China travel agencies suspend Philippine tours

The standoff between China and the Philippines over disputed islands reached a new high.

Beijing: The standoff between China and the Philippines over disputed islands reached a new high on Thursday with Beijing warning about anti-China demonstrations leading to hundreds of Chinese cancelling their plans to visit the country.

The tour operators all over China have cancelled bookings after an adversary put out by the Chinese embassy in Philippines warned about massive anti-China demonstration and asked its nationals to take care of their personal security as well as their assets, official news agency Xinhua reported.
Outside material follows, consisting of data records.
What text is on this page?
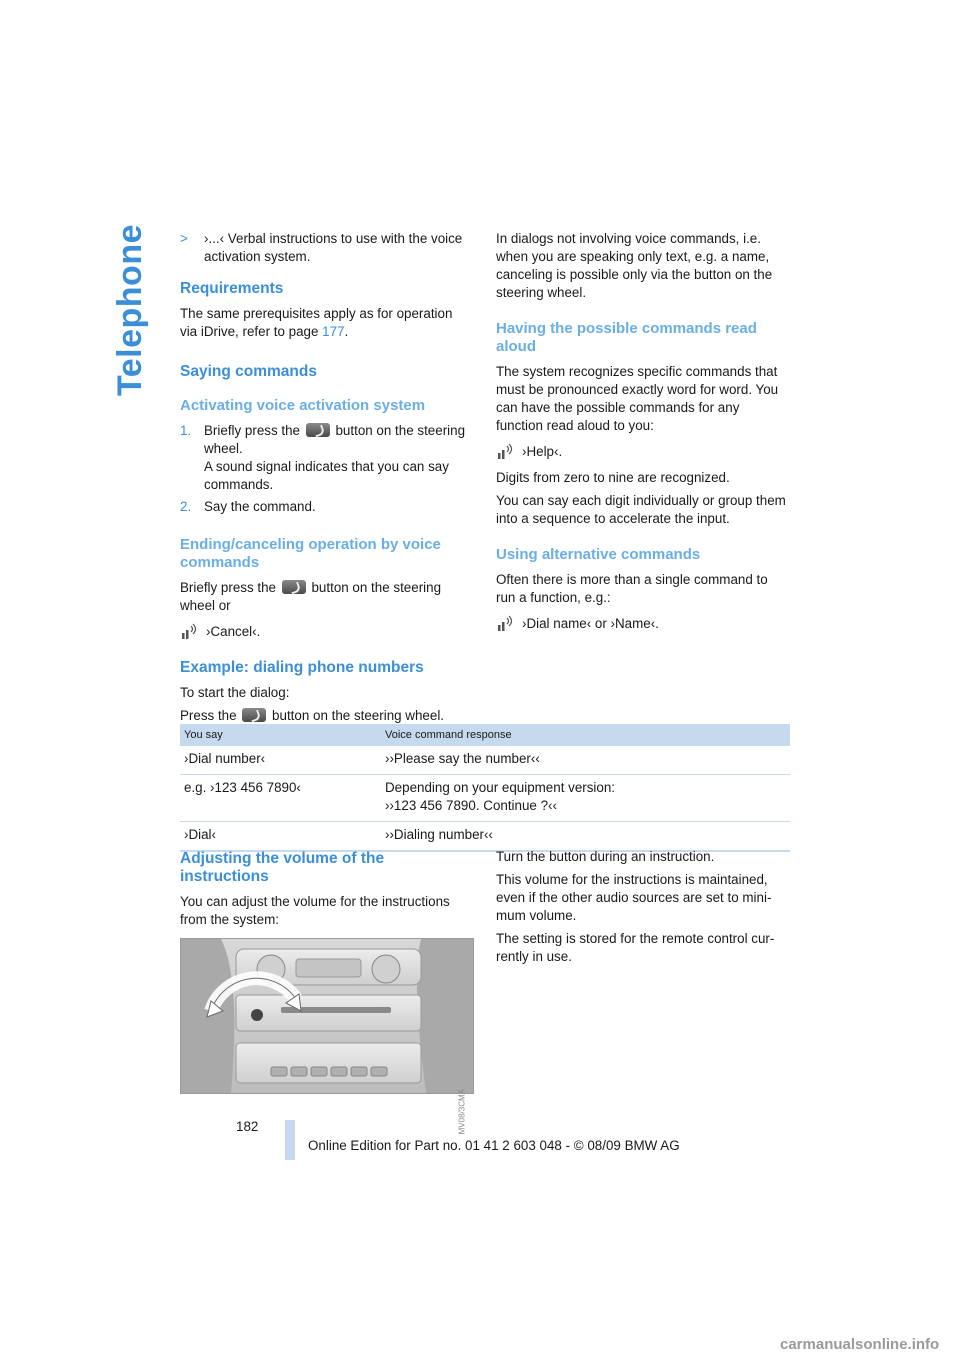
Telephone >	›...‹ Verbal instructions to use with the voice activation system.
Requirements

The same prerequisites apply as for operation via iDrive, refer to page 177.

Saying commands
Activating voice activation system
1. Briefly press the	button on the steering wheel.
A sound signal indicates that you can say commands.
2. Say the command.
Ending/canceling operation by voice commands

Briefly press the	button on the steering wheel or

›Cancel‹.
Example: dialing phone numbers

To start the dialog:

Press the	button on the steering wheel.

In dialogs not involving voice commands, i.e. when you are speaking only text, e.g. a name, canceling is possible only via the button on the steering wheel.

Having the possible commands read aloud

The system recognizes specific commands that must be pronounced exactly word for word. You can have the possible commands for any function read aloud to you:

›Help‹.

Digits from zero to nine are recognized.

You can say each digit individually or group them into a sequence to accelerate the input.

Using alternative commands

Often there is more than a single command to run a function, e.g.:

›Dial name‹ or ›Name‹.
You say	Voice command response
›Dial number‹	››Please say the number‹‹
e.g. ›123 456 7890‹	Depending on your equipment version:
››123 456 7890. Continue ?‹‹
›Dial‹	››Dialing number‹‹
Adjusting the volume of the instructions

You can adjust the volume for the instructions from the system:

Turn the button during an instruction.

This volume for the instructions is maintained, even if the other audio sources are set to mini-mum volume.

The setting is stored for the remote control cur-rently in use.

MV08/3CMA
182
Online Edition for Part no. 01 41 2 603 048 - © 08/09 BMW AG
carmanualsonline.info
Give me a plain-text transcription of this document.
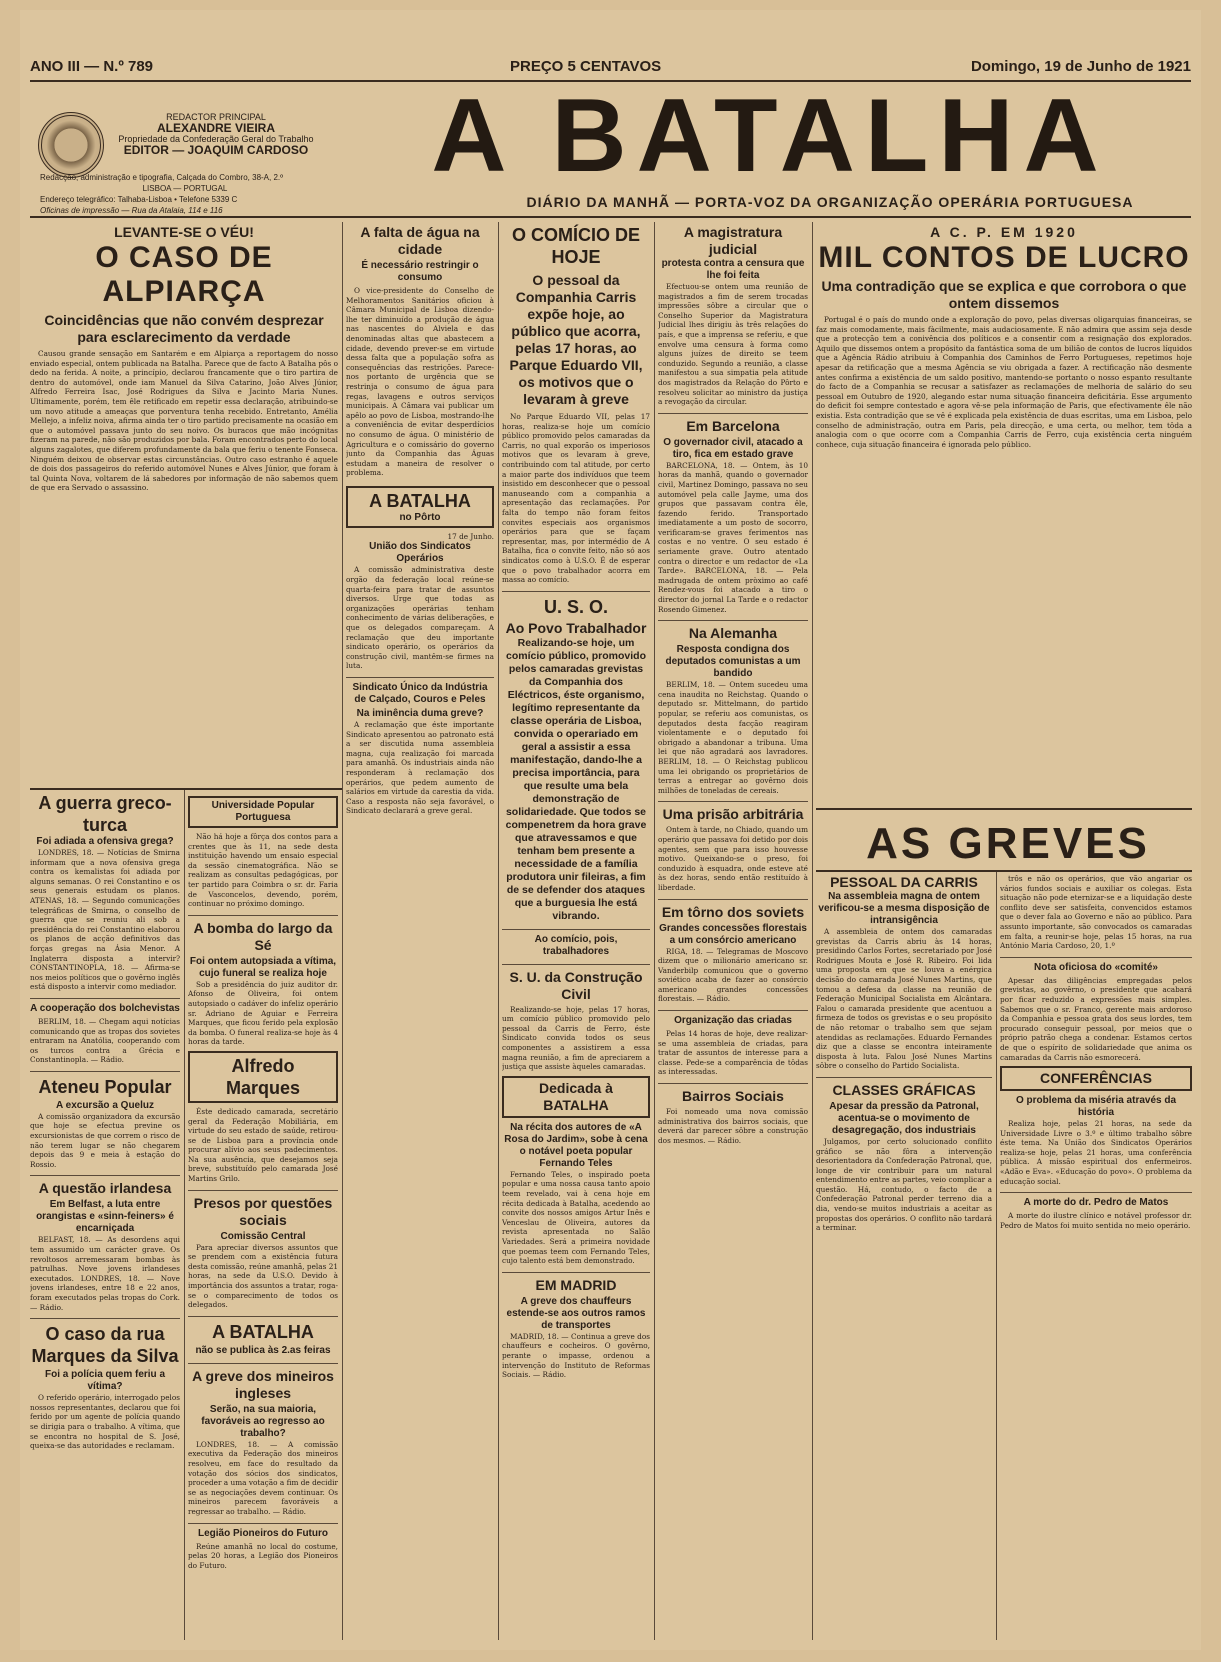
ANO III — N.º 789	PREÇO 5 CENTAVOS	Domingo, 19 de Junho de 1921
REDACTOR PRINCIPAL
ALEXANDRE VIEIRA
Propriedade da Confederação Geral do Trabalho
EDITOR — JOAQUIM CARDOSO
Redacção, administração e tipografia, Calçada do Combro, 38-A, 2.º
LISBOA — PORTUGAL
Endereço telegráfico: Talhaba-Lisboa • Telefone 5339 C
Oficinas de impressão — Rua da Atalaia, 114 e 116
A BATALHA
DIÁRIO DA MANHÃ — PORTA-VOZ DA ORGANIZAÇÃO OPERÁRIA PORTUGUESA
LEVANTE-SE O VÉU!
O CASO DE ALPIARÇA
Coincidências que não convém desprezar para esclarecimento da verdade

Causou grande sensação em Santarém e em Alpiarça a reportagem do nosso enviado especial, ontem publicada na Batalha. Parece que de facto A Batalha pôs o dedo na ferida. A noite, a princípio, declarou francamente que o tiro partira de dentro do automóvel, onde iam Manuel da Silva Catarino, João Alves Júnior, Alfredo Ferreira Isac, José Rodrigues da Silva e Jacinto Maria Nunes. Ultimamente, porém, tem êle retificado em repetir essa declaração, atribuindo-se um novo atitude a ameaças que porventura tenha recebido. Entretanto, Amélia Mellejo, a infeliz noiva, afirma ainda ter o tiro partido precisamente na ocasião em que o automóvel passava junto do seu noivo. Os buracos que mão incógnitas fizeram na parede, não são produzidos por bala. Foram encontrados perto do local alguns zagalotes, que diferem profundamente da bala que feriu o tenente Fonseca. Ninguém deixou de observar estas circunstâncias. Outro caso estranho é aquele de dois dos passageiros do referido automóvel Nunes e Alves Júnior, que foram à tal Quinta Nova, voltarem de lá sabedores por informação de não sabemos quem de que era Servado o assassino.

A guerra greco-turca
Foi adiada a ofensiva grega?

LONDRES, 18. — Notícias de Smirna informam que a nova ofensiva grega contra os kemalistas foi adiada por alguns semanas. O rei Constantino e os seus generais estudam os planos. ATENAS, 18. — Segundo comunicações telegráficas de Smirna, o conselho de guerra que se reuniu ali sob a presidência do rei Constantino elaborou os planos de acção definitivos das forças gregas na Ásia Menor. A Inglaterra disposta a intervir? CONSTANTINOPLA, 18. — Afirma-se nos meios políticos que o govêrno inglês está disposto a intervir como mediador.

A cooperação dos bolchevistas

BERLIM, 18. — Chegam aqui notícias comunicando que as tropas dos sovietes entraram na Anatólia, cooperando com os turcos contra a Grécia e Constantinopla. — Rádio.

Ateneu Popular
A excursão a Queluz

A comissão organizadora da excursão que hoje se efectua previne os excursionistas de que correm o risco de não terem lugar se não chegarem depois das 9 e meia à estação do Rossio.

A questão irlandesa
Em Belfast, a luta entre orangistas e «sinn-feiners» é encarniçada

BELFAST, 18. — As desordens aqui tem assumido um carácter grave. Os revoltosos arremessaram bombas às patrulhas. Nove jovens irlandeses executados. LONDRES, 18. — Nove jovens irlandeses, entre 18 e 22 anos, foram executados pelas tropas do Cork. — Rádio.

O caso da rua Marques da Silva
Foi a polícia quem feriu a vítima?

O referido operário, interrogado pelos nossos representantes, declarou que foi ferido por um agente de polícia quando se dirigia para o trabalho. A vítima, que se encontra no hospital de S. José, queixa-se das autoridades e reclamam.

Universidade Popular Portuguesa

Não há hoje a fôrça dos contos para a crentes que às 11, na sede desta instituição havendo um ensaio especial da sessão cinematográfica. Não se realizam as consultas pedagógicas, por ter partido para Coimbra o sr. dr. Faria de Vasconcelos, devendo, porém, continuar no próximo domingo.

A bomba do largo da Sé
Foi ontem autopsiada a vítima, cujo funeral se realiza hoje

Sob a presidência do juiz auditor dr. Afonso de Oliveira, foi ontem autopsiado o cadáver do infeliz operário sr. Adriano de Aguiar e Ferreira Marques, que ficou ferido pela explosão da bomba. O funeral realiza-se hoje às 4 horas da tarde.

Alfredo Marques

Éste dedicado camarada, secretário geral da Federação Mobiliária, em virtude do seu estado de saúde, retirou-se de Lisboa para a província onde procurar alívio aos seus padecimentos. Na sua ausência, que desejamos seja breve, substituído pelo camarada José Martins Grilo.

Presos por questões sociais
Comissão Central

Para apreciar diversos assuntos que se prendem com a existência futura desta comissão, reúne amanhã, pelas 21 horas, na sede da U.S.O. Devido à importância dos assuntos a tratar, roga-se o comparecimento de todos os delegados.

A BATALHA
não se publica às 2.as feiras
A greve dos mineiros ingleses
Serão, na sua maioria, favoráveis ao regresso ao trabalho?

LONDRES, 18. — A comissão executiva da Federação dos mineiros resolveu, em face do resultado da votação dos sócios dos sindicatos, proceder a uma votação a fim de decidir se as negociações devem continuar. Os mineiros parecem favoráveis a regressar ao trabalho. — Rádio.

Legião Pioneiros do Futuro

Reúne amanhã no local do costume, pelas 20 horas, a Legião dos Pioneiros do Futuro.

A falta de água na cidade
É necessário restringir o consumo

O vice-presidente do Conselho de Melhoramentos Sanitários oficiou à Câmara Municipal de Lisboa dizendo-lhe ter diminuído a produção de água nas nascentes do Alviela e das denominadas altas que abastecem a cidade, devendo prever-se em virtude dessa falta que a população sofra as consequências das restrições. Parece-nos portanto de urgência que se restrinja o consumo de água para regas, lavagens e outros serviços municipais. A Câmara vai publicar um apêlo ao povo de Lisboa, mostrando-lhe a conveniência de evitar desperdícios no consumo de água. O ministério de Agricultura e o comissário do governo junto da Companhia das Águas estudam a maneira de resolver o problema.

A BATALHA
no Pôrto
17 de Junho.
União dos Sindicatos Operários

A comissão administrativa deste orgão da federação local reúne-se quarta-feira para tratar de assuntos diversos. Urge que todas as organizações operárias tenham conhecimento de várias deliberações, e que os delegados compareçam. A reclamação que deu importante sindicato operário, os operários da construção civil, mantêm-se firmes na luta.

Sindicato Único da Indústria de Calçado, Couros e Peles
Na iminência duma greve?

A reclamação que éste importante Sindicato apresentou ao patronato está a ser discutida numa assembleia magna, cuja realização foi marcada para amanhã. Os industriais ainda não responderam à reclamação dos operários, que pedem aumento de salários em virtude da carestia da vida. Caso a resposta não seja favorável, o Sindicato declarará a greve geral.

O COMÍCIO DE HOJE
O pessoal da Companhia Carris expõe hoje, ao público que acorra, pelas 17 horas, ao Parque Eduardo VII, os motivos que o levaram à greve

No Parque Eduardo VII, pelas 17 horas, realiza-se hoje um comício público promovido pelos camaradas da Carris, no qual exporão os imperiosos motivos que os levaram à greve, contribuindo com tal atitude, por certo a maior parte dos indivíduos que teem insistido em desconhecer que o pessoal manuseando com a companhia a apresentação das reclamações. Por falta do tempo não foram feitos convites especiais aos organismos operários para que se façam representar, mas, por intermédio de A Batalha, fica o convite feito, não só aos sindicatos como à U.S.O. É de esperar que o povo trabalhador acorra em massa ao comício.

U. S. O.
Ao Povo Trabalhador
Realizando-se hoje, um comício público, promovido pelos camaradas grevistas da Companhia dos Eléctricos, éste organismo, legítimo representante da classe operária de Lisboa, convida o operariado em geral a assistir a essa manifestação, dando-lhe a precisa importância, para que resulte uma bela demonstração de solidariedade. Que todos se compenetrem da hora grave que atravessamos e que tenham bem presente a necessidade de a família produtora unir fileiras, a fim de se defender dos ataques que a burguesia lhe está vibrando.
Ao comício, pois, trabalhadores
S. U. da Construção Civil

Realizando-se hoje, pelas 17 horas, um comício público promovido pelo pessoal da Carris de Ferro, éste Sindicato convida todos os seus componentes a assistirem a essa magna reunião, a fim de apreciarem a justiça que assiste àqueles camaradas.

Dedicada à BATALHA
Na récita dos autores de «A Rosa do Jardim», sobe à cena o notável poeta popular Fernando Teles

Fernando Teles, o inspirado poeta popular e uma nossa causa tanto apoio teem revelado, vai à cena hoje em récita dedicada à Batalha, acedendo ao convite dos nossos amigos Artur Inês e Venceslau de Oliveira, autores da revista apresentada no Salão Variedades. Será a primeira novidade que poemas teem com Fernando Teles, cujo talento está bem demonstrado.

EM MADRID
A greve dos chauffeurs estende-se aos outros ramos de transportes

MADRID, 18. — Continua a greve dos chauffeurs e cocheiros. O govêrno, perante o impasse, ordenou a intervenção do Instituto de Reformas Sociais. — Rádio.

A magistratura judicial
protesta contra a censura que lhe foi feita

Efectuou-se ontem uma reunião de magistrados a fim de serem trocadas impressões sôbre a circular que o Conselho Superior da Magistratura Judicial lhes dirigiu às três relações do país, e que a imprensa se referiu, e que envolve uma censura à forma como alguns juízes de direito se teem conduzido. Segundo a reunião, a classe manifestou a sua simpatia pela atitude dos magistrados da Relação do Pôrto e resolveu solicitar ao ministro da justiça a revogação da circular.

Em Barcelona
O governador civil, atacado a tiro, fica em estado grave

BARCELONA, 18. — Ontem, às 10 horas da manhã, quando o governador civil, Martinez Domingo, passava no seu automóvel pela calle Jayme, uma dos grupos que passavam contra êle, fazendo ferido. Transportado imediatamente a um posto de socorro, verificaram-se graves ferimentos nas costas e no ventre. O seu estado é seriamente grave. Outro atentado contra o director e um redactor de «La Tarde». BARCELONA, 18. — Pela madrugada de ontem pròximo ao café Rendez-vous foi atacado a tiro o director do jornal La Tarde e o redactor Rosendo Gimenez.

Na Alemanha
Resposta condigna dos deputados comunistas a um bandido

BERLIM, 18. — Ontem sucedeu uma cena inaudita no Reichstag. Quando o deputado sr. Mittelmann, do partido popular, se referiu aos comunistas, os deputados desta facção reagiram violentamente e o deputado foi obrigado a abandonar a tribuna. Uma lei que não agradará aos lavradores. BERLIM, 18. — O Reichstag publicou uma lei obrigando os proprietários de terras a entregar ao govêrno dois milhões de toneladas de cereais.

Uma prisão arbitrária

Ontem à tarde, no Chiado, quando um operário que passava foi detido por dois agentes, sem que para isso houvesse motivo. Queixando-se o preso, foi conduzido à esquadra, onde esteve até às dez horas, sendo então restituído à liberdade.

Em tôrno dos soviets
Grandes concessões florestais a um consórcio americano

RIGA, 18. — Telegramas de Moscovo dizem que o milionário americano sr. Vanderbilp comunicou que o governo soviético acaba de fazer ao consórcio americano grandes concessões florestais. — Rádio.

Organização das criadas

Pelas 14 horas de hoje, deve realizar-se uma assembleia de criadas, para tratar de assuntos de interesse para a classe. Pede-se a comparência de tôdas as interessadas.

Bairros Sociais

Foi nomeado uma nova comissão administrativa dos bairros sociais, que deverá dar parecer sôbre a construção dos mesmos. — Rádio.

A C. P. EM 1920
MIL CONTOS DE LUCRO
Uma contradição que se explica e que corrobora o que ontem dissemos

Portugal é o país do mundo onde a exploração do povo, pelas diversas oligarquias financeiras, se faz mais comodamente, mais fàcilmente, mais audaciosamente. E não admira que assim seja desde que a protecção tem a conivência dos políticos e a consentir com a resignação dos explorados. Aquilo que dissemos ontem a propósito da fantástica soma de um bilião de contos de lucros líquidos que a Agência Rádio atribuiu à Companhia dos Caminhos de Ferro Portugueses, repetimos hoje apesar da retificação que a mesma Agência se viu obrigada a fazer. A rectificação não desmente antes confirma a existência de um saldo positivo, mantendo-se portanto o nosso espanto resultante do facto de a Companhia se recusar a satisfazer as reclamações de melhoria de salário do seu pessoal em Outubro de 1920, alegando estar numa situação financeira deficitária. Esse argumento do deficit foi sempre contestado e agora vê-se pela informação de Paris, que efectivamente êle não existia. Esta contradição que se vê é explicada pela existência de duas escritas, uma em Lisboa, pelo conselho de administração, outra em Paris, pela direcção, e uma certa, ou melhor, tem tôda a analogia com o que ocorre com a Companhia Carris de Ferro, cuja existência certa ninguém conhece, cuja situação financeira é ignorada pelo público.

AS GREVES
PESSOAL DA CARRIS
Na assembleia magna de ontem verificou-se a mesma disposição de intransigência

A assembleia de ontem dos camaradas grevistas da Carris abriu às 14 horas, presidindo Carlos Fortes, secretariado por José Rodrigues Mouta e José R. Ribeiro. Foi lida uma proposta em que se louva a enérgica decisão do camarada José Nunes Martins, que tomou a defesa da classe na reunião de Federação Municipal Socialista em Alcântara. Falou o camarada presidente que acentuou a firmeza de todos os grevistas e o seu propósito de não retomar o trabalho sem que sejam atendidas as reclamações. Eduardo Fernandes diz que a classe se encontra inteiramente disposta à luta. Falou José Nunes Martins sôbre o conselho do Partido Socialista.

CLASSES GRÁFICAS
Apesar da pressão da Patronal, acentua-se o movimento de desagregação, dos industriais

Julgamos, por certo solucionado conflito gráfico se não fôra a intervenção desorientadora da Confederação Patronal, que, longe de vir contribuir para um natural entendimento entre as partes, veio complicar a questão. Há, contudo, o facto de a Confederação Patronal perder terreno dia a dia, vendo-se muitos industriais a aceitar as propostas dos operários. O conflito não tardará a terminar.

trôs e não os operários, que vão angariar os vários fundos sociais e auxiliar os colegas. Esta situação não pode eternizar-se e a liquidação deste conflito deve ser satisfeita, convencidos estamos que o dever fala ao Governo e não ao público. Para assunto importante, são convocados os camaradas em falta, a reunir-se hoje, pelas 15 horas, na rua António Maria Cardoso, 20, 1.º

Nota oficiosa do «comité»

Apesar das diligências empregadas pelos grevistas, ao govêrno, o presidente que acabará por ficar reduzido a expressões mais simples. Sabemos que o sr. Franco, gerente mais ardoroso da Companhia e pessoa grata dos seus lordes, tem procurado conseguir pessoal, por meios que o próprio patrão chega a condenar. Estamos certos de que o espírito de solidariedade que anima os camaradas da Carris não esmorecerá.

CONFERÊNCIAS
O problema da miséria através da história

Realiza hoje, pelas 21 horas, na sede da Universidade Livre o 3.º e último trabalho sôbre éste tema. Na União dos Sindicatos Operários realiza-se hoje, pelas 21 horas, uma conferência pública. A missão espiritual dos enfermeiros. «Adão e Eva». «Educação do povo». O problema da educação social.

A morte do dr. Pedro de Matos

A morte do ilustre clínico e notável professor dr. Pedro de Matos foi muito sentida no meio operário.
The agency quoted two travel agencies as saying 500 of their customers put off their plans.

Chinese tourism industry insiders said that since tourism is a pillar industry for the Philippine economy, they expect that the country will create a better, more stable environment for visitors, it said.

The Chinese advisory was expected to hit Philippines as Chinese constitute nine percent of its overall tourists.

However, the two sides resumed diplomatic consultations.

Chinese Foreign Ministry spokesman Hong Lei told a media briefing here that diplomatic contacts between Philippine Foreign Ministry and the Chinese embassy in Manila have been resumed.

In Manila, Department of Foreign Affairs spokesman Raul Hernandez said that Philippine diplomats "are endeavouring to undertake a new diplomatic initiative, which we hope will help diffuse the situation".

Hong said China took note of the remarks as well as the action taken by the Philippine Foreign Ministry.

The standoff began last month over Philippines objecting to the presence Chinese fishermen at Scarborough Shoal asserting that it is part of its 200 mile Exclusive Economic Zone.

China which calls it Huangyan Island claims it as its inherent part sent its maritime vessels stating that their presence was aimed protecting the fishermen.

Philippines said it is approaching international court of arbitration to assert its claim for EEZ under the international laws of seas.

Chinese analysts dismissed it as a trick by Philippines to internationalise the dispute.